The above-described course of events is not that different in sarcopenia, where inflammaging is also involved in the pathogenesis of the syndrome [
9]. Different stimuli that disturb immune system homeostasis can induce inflammaging, including virus infections (such as cytomegalovirus), bacterial infections (as in periodontitis), misfolded or oxidized proteins, gut dysbiosis, and metabolic dysfunction [
9]. The skeletal muscle is particularly sensitive to a chronic inflammation, even to a low-grade one, where different pathways that regulate protein catabolism, such as ubiquitin/proteosome, calpains, autophagy and apoptosis, can be perturbed by inflammation potentially causing muscle loss [
11]. Protein synthesis appears to be affected too, because an ’’anabolic resistance’’ is observed in sarcopenic animal models and patients, where under anabolic stimuli as amino acid intake, resistance exercise or insulin, protein synthesis is not activated [
11]. The common pathogenesis between MAFLD and sarcopenia can be seen in middle-age and old patients with MALFD who lose muscle mass and strength in a process known as sarco-obesity. We can propose that low-grade chronic inflammation related to metabolic or age-related immune system alterations may synergistically potentiate the development of MAFLD and sarcopenia among older adults.

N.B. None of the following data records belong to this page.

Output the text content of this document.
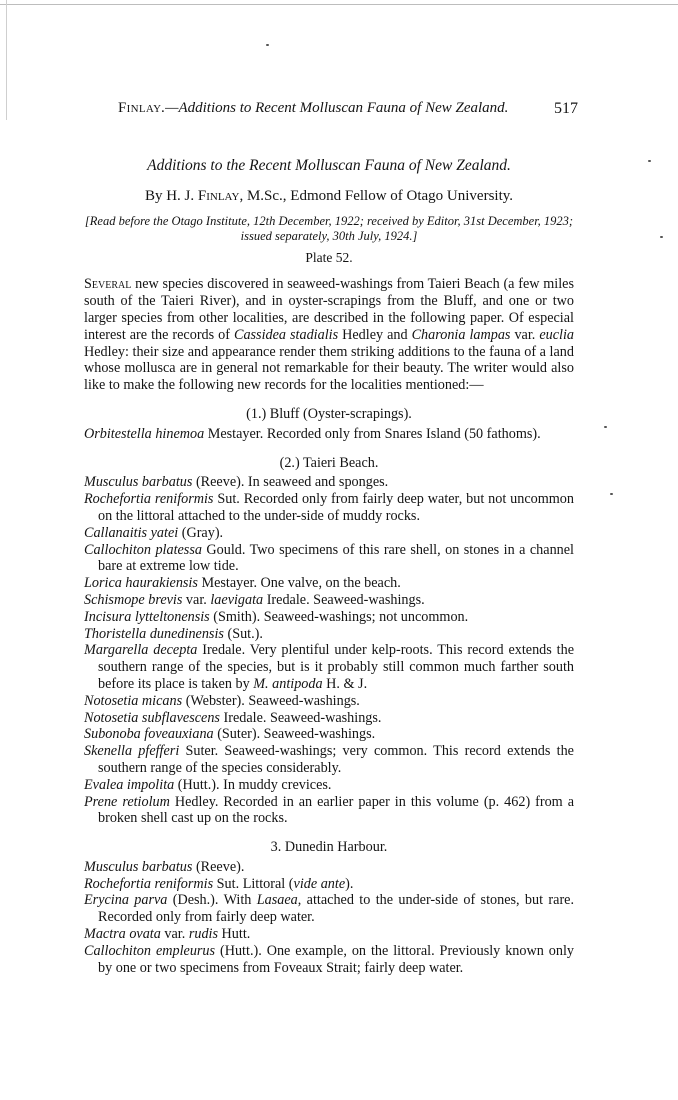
Finlay.—Additions to Recent Molluscan Fauna of New Zealand.	517
Additions to the Recent Molluscan Fauna of New Zealand.
By H. J. Finlay, M.Sc., Edmond Fellow of Otago University.
[Read before the Otago Institute, 12th December, 1922; received by Editor, 31st December, 1923; issued separately, 30th July, 1924.]
Plate 52.

Several new species discovered in seaweed-washings from Taieri Beach (a few miles south of the Taieri River), and in oyster-scrapings from the Bluff, and one or two larger species from other localities, are described in the following paper. Of especial interest are the records of Cassidea stadialis Hedley and Charonia lampas var. euclia Hedley: their size and appearance render them striking additions to the fauna of a land whose mollusca are in general not remarkable for their beauty. The writer would also like to make the following new records for the localities mentioned:—

(1.) Bluff (Oyster-scrapings).
Orbitestella hinemoa Mestayer. Recorded only from Snares Island (50 fathoms).
(2.) Taieri Beach.
Musculus barbatus (Reeve). In seaweed and sponges.
Rochefortia reniformis Sut. Recorded only from fairly deep water, but not uncommon on the littoral attached to the under-side of muddy rocks.
Callanaitis yatei (Gray).
Callochiton platessa Gould. Two specimens of this rare shell, on stones in a channel bare at extreme low tide.
Lorica haurakiensis Mestayer. One valve, on the beach.
Schismope brevis var. laevigata Iredale. Seaweed-washings.
Incisura lytteltonensis (Smith). Seaweed-washings; not uncommon.
Thoristella dunedinensis (Sut.).
Margarella decepta Iredale. Very plentiful under kelp-roots. This record extends the southern range of the species, but is it probably still common much farther south before its place is taken by M. antipoda H. & J.
Notosetia micans (Webster). Seaweed-washings.
Notosetia subflavescens Iredale. Seaweed-washings.
Subonoba foveauxiana (Suter). Seaweed-washings.
Skenella pfefferi Suter. Seaweed-washings; very common. This record extends the southern range of the species considerably.
Evalea impolita (Hutt.). In muddy crevices.
Prene retiolum Hedley. Recorded in an earlier paper in this volume (p. 462) from a broken shell cast up on the rocks.
3. Dunedin Harbour.
Musculus barbatus (Reeve).
Rochefortia reniformis Sut. Littoral (vide ante).
Erycina parva (Desh.). With Lasaea, attached to the under-side of stones, but rare. Recorded only from fairly deep water.
Mactra ovata var. rudis Hutt.
Callochiton empleurus (Hutt.). One example, on the littoral. Previously known only by one or two specimens from Foveaux Strait; fairly deep water.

Another open question is how retention of muscle mass can be considered a novel therapeutic avenue for MAFLD. Skeletal muscle can be an endocrine organ, capable of secreting hormones known as myokines to the bloodstream, which can have physiological effects over distant organs, such as the liver (crosstalk known as muscle-liver axis) [
12]. A plausible factor for MAFLD development could be the perturbation in myokine secretion as a consequence of the reduction in muscle mass. For example, myostatin, a well-known myokine, inhibits muscle growth, and its inactivation in animal models reduces fat deposition in the liver. Moreover, myostatin may also decrease human stellate cell activation and proliferation, and it can be highly elevated in end-stage liver disease patients [
13]. Irisin is another myokine, derived from the proteolysis of the transmembrane protein FNDC5, that is secreted to the blood mostly during and after exercise [
12]. Downregulation of FNDC5 caused an increase in steatosis, insulin resistance, and apoptosis in response to inflammation in primary hepatocytes. Lower levels of irisin in blood in MAFLD and NASH patients may be also a sign of muscle–liver axis alteration, but these findings need further investigation [
13]. Apelin, also a myokine, which reduces insulin resistance and fat storage in adipocytes, may have protective effects over liver steatosis as well [
13].
Altogether, we can conclude that analysis of the skeletal muscle health should be performed in all patients with chronic liver diseases. Therefore, it is plausible to suggest that promoting strategies to favor muscle mass increments in patients with MAFLD could have therapeutic benefits. To study the common molecular mechanisms behind MAFLD and sarcopenia, today vastly unknown, and understand the relationships of the muscle-liver axis in a physiological and a pathophysiological context, will have profound effects on the pharmacological and non-pharmacological actions against MAFLD and sarcopenia, both debilitating conditions affecting the elderly.